Leading with Your Weakness

When I first learned how to prepare an effective resume, someone offered me a piece of worldly advice: “Lead with your strengths.” This often meant “massaging” my skills to match the given job requirements. If, for example, I had lots of time on my hands, I was “very flexible.” If I liked to socialize, I had “great interpersonal skills.” If, on the other hand, I was lacking in some area, the common wisdom urged me not mention it. Tardiness, sloppiness, the tendency to dip into the till—these qualities did not look good on a resume.

Lead with your strengths, conceal your weaknesses. The world lives by this adage. When someone asks, “How’s it going?” is there any response except, “Fine, thanks”? Try a different answer—the real answer—and watch the discomfort and perhaps even downright annoyance. For the world, we always have to be “Fine, thanks,” whatever may really be going on inside.
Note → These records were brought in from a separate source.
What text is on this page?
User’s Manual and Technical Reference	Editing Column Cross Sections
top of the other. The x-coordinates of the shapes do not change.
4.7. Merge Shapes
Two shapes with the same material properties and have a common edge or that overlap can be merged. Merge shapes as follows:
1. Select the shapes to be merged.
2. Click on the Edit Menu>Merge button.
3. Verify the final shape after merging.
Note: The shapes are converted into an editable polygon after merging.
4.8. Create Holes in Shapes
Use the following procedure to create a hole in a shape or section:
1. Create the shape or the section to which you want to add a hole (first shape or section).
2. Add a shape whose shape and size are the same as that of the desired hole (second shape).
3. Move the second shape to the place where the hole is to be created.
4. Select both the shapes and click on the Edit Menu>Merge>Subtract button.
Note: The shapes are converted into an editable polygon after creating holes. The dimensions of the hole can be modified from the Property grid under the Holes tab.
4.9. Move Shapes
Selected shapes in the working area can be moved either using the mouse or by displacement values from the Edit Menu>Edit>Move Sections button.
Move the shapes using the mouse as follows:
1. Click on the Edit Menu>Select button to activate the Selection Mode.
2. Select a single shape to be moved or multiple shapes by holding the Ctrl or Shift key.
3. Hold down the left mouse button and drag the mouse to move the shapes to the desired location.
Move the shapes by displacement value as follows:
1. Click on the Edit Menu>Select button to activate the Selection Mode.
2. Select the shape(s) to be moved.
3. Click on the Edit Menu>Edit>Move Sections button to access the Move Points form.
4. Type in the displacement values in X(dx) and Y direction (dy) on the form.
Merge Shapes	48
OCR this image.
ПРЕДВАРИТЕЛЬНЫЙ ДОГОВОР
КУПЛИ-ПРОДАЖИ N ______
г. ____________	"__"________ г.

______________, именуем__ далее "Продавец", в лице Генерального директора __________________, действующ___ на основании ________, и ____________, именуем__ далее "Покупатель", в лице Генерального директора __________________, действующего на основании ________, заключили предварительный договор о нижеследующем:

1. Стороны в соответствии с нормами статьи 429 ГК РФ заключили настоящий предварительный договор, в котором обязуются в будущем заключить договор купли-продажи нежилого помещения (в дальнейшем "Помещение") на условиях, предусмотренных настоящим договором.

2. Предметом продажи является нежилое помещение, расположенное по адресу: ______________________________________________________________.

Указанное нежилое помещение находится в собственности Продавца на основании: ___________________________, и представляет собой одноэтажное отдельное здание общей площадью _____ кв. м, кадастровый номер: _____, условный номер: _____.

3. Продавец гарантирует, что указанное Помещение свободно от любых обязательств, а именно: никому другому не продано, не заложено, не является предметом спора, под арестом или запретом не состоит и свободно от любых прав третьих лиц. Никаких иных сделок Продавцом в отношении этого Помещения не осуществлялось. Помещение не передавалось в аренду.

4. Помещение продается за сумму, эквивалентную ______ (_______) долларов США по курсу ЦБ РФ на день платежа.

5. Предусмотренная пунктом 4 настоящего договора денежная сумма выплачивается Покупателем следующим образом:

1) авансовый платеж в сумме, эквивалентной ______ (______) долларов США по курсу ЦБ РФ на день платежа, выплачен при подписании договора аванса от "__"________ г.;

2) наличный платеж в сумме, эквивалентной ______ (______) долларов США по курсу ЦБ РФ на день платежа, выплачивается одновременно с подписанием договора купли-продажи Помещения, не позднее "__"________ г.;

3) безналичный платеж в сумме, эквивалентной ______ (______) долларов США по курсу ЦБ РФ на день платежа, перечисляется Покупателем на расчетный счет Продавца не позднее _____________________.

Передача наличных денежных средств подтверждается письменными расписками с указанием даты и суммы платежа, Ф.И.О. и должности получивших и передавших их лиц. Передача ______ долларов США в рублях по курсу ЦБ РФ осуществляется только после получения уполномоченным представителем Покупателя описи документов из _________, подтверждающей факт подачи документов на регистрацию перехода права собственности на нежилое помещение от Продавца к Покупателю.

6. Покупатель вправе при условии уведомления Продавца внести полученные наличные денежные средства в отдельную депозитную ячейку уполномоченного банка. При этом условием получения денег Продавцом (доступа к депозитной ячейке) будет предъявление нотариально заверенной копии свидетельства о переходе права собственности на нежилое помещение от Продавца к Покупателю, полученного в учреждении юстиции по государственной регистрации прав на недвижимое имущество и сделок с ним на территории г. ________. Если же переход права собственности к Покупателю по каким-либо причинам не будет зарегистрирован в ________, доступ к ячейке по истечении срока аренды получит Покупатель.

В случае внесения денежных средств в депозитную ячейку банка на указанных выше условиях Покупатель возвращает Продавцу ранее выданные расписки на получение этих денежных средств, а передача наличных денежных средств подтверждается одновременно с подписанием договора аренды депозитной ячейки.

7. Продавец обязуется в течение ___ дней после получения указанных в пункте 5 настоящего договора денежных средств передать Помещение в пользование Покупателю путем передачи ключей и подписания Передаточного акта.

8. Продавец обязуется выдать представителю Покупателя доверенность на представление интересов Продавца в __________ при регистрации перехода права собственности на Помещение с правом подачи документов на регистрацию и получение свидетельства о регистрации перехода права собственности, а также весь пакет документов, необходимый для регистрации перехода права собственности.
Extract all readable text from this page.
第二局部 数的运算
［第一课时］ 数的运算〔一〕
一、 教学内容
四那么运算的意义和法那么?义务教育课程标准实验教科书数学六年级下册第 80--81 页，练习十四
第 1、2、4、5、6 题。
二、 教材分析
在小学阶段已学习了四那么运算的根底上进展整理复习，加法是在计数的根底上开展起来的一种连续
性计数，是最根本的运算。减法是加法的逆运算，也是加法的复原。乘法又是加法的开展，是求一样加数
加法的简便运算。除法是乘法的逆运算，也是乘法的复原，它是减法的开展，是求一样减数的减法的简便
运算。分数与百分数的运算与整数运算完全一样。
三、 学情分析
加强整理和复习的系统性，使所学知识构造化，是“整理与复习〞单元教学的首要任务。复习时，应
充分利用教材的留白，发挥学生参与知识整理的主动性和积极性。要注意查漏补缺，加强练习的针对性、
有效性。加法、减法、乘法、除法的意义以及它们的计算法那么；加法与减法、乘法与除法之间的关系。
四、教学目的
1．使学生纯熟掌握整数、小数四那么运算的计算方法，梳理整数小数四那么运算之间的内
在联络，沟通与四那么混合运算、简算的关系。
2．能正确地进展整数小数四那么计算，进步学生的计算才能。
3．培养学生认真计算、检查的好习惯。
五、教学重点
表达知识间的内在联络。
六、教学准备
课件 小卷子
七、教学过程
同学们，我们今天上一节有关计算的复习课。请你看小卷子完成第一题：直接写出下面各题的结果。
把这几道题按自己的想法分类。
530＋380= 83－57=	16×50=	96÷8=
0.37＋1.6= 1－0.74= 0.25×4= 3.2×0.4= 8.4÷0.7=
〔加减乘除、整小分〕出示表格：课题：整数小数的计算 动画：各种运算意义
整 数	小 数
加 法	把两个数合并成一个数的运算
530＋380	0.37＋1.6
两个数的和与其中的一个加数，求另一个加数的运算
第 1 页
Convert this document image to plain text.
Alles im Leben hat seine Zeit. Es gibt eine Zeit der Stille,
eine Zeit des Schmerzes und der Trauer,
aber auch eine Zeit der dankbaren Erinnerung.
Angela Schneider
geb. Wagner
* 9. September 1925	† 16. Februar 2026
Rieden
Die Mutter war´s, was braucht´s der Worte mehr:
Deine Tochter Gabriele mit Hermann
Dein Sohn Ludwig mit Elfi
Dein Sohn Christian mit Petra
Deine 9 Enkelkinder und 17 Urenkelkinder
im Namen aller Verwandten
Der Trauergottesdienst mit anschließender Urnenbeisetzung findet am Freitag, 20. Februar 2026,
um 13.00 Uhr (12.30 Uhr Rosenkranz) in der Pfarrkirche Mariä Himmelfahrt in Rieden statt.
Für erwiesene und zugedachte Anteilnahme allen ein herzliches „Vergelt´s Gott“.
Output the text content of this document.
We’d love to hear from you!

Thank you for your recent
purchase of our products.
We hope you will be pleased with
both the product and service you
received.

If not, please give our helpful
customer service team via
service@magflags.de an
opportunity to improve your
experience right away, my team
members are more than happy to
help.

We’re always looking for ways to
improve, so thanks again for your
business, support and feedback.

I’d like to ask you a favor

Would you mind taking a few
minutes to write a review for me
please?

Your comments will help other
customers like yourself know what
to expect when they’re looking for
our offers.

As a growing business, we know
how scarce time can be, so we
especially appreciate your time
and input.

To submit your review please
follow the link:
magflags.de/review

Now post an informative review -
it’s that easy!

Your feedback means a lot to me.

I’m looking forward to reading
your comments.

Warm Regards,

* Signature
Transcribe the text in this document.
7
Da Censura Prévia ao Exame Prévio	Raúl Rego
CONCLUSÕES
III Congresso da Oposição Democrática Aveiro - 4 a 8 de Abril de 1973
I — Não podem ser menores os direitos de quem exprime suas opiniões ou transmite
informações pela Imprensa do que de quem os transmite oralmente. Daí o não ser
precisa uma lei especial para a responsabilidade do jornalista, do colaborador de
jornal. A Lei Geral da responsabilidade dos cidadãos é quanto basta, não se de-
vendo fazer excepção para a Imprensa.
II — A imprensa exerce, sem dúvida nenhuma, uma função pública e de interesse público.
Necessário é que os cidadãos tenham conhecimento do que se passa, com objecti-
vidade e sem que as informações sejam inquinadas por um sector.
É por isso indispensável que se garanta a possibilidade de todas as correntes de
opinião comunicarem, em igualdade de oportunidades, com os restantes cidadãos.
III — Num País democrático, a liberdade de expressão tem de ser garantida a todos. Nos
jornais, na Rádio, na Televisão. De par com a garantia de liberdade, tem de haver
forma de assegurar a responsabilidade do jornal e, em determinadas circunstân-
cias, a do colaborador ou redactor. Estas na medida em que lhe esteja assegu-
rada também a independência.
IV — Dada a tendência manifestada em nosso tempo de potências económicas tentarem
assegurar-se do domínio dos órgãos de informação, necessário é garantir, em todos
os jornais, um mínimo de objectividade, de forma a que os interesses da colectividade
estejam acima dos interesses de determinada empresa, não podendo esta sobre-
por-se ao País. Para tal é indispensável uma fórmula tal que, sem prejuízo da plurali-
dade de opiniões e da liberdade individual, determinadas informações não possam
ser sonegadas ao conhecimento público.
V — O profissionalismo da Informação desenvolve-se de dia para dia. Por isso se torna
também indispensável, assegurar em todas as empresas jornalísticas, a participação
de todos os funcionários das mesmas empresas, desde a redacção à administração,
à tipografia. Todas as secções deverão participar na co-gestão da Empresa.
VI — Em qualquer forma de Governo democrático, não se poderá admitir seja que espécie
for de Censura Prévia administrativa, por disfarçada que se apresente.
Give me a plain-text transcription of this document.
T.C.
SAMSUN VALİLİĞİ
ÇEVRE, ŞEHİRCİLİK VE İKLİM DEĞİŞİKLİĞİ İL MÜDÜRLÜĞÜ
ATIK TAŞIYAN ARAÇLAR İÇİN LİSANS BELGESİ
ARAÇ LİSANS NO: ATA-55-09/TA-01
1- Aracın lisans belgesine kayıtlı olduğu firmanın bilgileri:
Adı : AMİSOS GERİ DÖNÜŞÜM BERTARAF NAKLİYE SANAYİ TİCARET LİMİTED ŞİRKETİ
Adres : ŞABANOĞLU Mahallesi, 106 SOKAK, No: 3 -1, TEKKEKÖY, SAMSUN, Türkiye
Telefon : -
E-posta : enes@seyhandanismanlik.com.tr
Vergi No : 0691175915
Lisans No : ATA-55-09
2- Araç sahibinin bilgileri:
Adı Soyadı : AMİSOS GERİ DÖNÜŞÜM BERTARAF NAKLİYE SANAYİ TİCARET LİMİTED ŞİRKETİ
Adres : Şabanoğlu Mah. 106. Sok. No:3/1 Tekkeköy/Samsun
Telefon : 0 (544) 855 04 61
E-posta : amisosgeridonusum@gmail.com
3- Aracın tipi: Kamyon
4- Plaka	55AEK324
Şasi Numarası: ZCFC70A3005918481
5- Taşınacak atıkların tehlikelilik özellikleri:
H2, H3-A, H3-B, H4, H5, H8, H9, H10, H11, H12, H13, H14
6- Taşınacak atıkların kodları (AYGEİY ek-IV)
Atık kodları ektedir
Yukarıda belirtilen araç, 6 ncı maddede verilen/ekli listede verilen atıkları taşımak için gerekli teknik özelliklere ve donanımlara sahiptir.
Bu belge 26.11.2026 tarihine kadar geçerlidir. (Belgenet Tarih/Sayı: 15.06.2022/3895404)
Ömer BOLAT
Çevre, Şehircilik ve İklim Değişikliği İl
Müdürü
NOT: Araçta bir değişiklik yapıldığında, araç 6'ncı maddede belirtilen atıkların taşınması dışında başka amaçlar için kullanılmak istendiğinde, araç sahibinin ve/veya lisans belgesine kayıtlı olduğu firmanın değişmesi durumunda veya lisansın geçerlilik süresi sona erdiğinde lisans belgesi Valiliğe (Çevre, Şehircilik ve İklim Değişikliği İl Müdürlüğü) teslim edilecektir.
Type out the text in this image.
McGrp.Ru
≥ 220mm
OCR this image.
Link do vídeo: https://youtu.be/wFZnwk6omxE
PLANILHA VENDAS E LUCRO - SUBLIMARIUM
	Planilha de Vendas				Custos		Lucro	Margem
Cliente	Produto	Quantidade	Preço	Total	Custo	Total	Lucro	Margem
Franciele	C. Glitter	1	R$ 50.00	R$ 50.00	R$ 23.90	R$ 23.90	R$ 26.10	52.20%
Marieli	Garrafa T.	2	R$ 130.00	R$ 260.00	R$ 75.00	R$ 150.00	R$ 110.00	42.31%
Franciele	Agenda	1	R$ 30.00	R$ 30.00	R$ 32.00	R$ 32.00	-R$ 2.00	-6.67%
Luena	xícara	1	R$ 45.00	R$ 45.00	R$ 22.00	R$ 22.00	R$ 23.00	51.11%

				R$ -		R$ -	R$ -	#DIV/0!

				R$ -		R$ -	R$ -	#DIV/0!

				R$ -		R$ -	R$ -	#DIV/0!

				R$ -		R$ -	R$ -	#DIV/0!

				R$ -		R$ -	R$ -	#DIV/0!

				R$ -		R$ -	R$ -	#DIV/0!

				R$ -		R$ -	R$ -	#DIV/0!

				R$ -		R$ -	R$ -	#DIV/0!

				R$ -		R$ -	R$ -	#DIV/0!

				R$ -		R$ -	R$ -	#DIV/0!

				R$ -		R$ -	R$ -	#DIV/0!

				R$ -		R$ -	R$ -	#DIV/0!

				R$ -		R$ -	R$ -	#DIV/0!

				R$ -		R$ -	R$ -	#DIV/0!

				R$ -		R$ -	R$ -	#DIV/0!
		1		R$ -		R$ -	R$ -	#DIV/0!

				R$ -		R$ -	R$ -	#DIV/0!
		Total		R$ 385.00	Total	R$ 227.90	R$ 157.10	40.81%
Our spiritual lives often fall prey to the same temptation. Have you ever heard of the “church face”? It’s the face you put on only Sundays. It’s the spiritual face, the pious face, the face of someone who rarely falls into sins, who never has a doubt and who is always “happy with Jesus.” God help us if we forget to put that face on, and come to church with our doubts and fears, our alienation from God and our coldness of heart, all hanging out… Try it some time and observe the unmistakable sense from your fellow churchgoers that something vaguely unpleasant is in the air, like bad spiritual gas…

Saint Paul offers us the radical Christian answer to this worldly culture of leading with strength. He says, “God chose what is foolish in the world to shame the wise, God chose what is weak in the world to shame the strong, God chose what is low and despised in the world, even things that are not, to bring to nothing things that are, so that no human being might boast in the presence of God.” (1 Corinthians 1:28-29)

The heart of the Gospel proclamation is a paradoxical but powerful reality: the all-powerful God revealed Himself in all the folly, weakness, lowness and despicability to which human life can descend. Nothing could be lower for pious Jew of the first century than suffer the death of criminal and a heretic at the hands of gentiles. This, however, was precisely the fate that God chose in order to show who He is and the measure of His love for us. To put it simply: God led with His weakness on the Cross.

An early Christian story tells of some young monks went to visit Saint Anthony, the founder of monasticism. To test them, Anthony approached each with various texts of scripture, asking what they meant. Each of the monks, wanting to lead with his strength, offered his best interpretation, and to each Anthony said, “You have not found the right answer.” Finally, he approached a monk named Joseph and asked him to interpret. The monk replied, “I do not know,” and Anthony said: “Joseph has found the right answer because he said he does not know.”

Saint Anthony was not saying that the scriptures could not be interpreted correctly, but that more important than a correct interpretation was a recognition that we don’t have all the answers, that our so-called strengths are limited at best and illusory at worst.

So while the world continues to beat the drum of strength, we need not be afraid to live our lives in the key of “I don’t know,” because that is the truth. I don’t have all the answers. I am just a weak and uncertain human being. And that’s actually a good thing because in Christ all human frailty has become the very means to access the life of God. Those who work 12-Step programs already understand that admission of powerlessness is the key to finding the Higher Power. For everyone else, living as the weak and broken human beings we really are is not only the only honest and true way to go, it’s the only way to find God.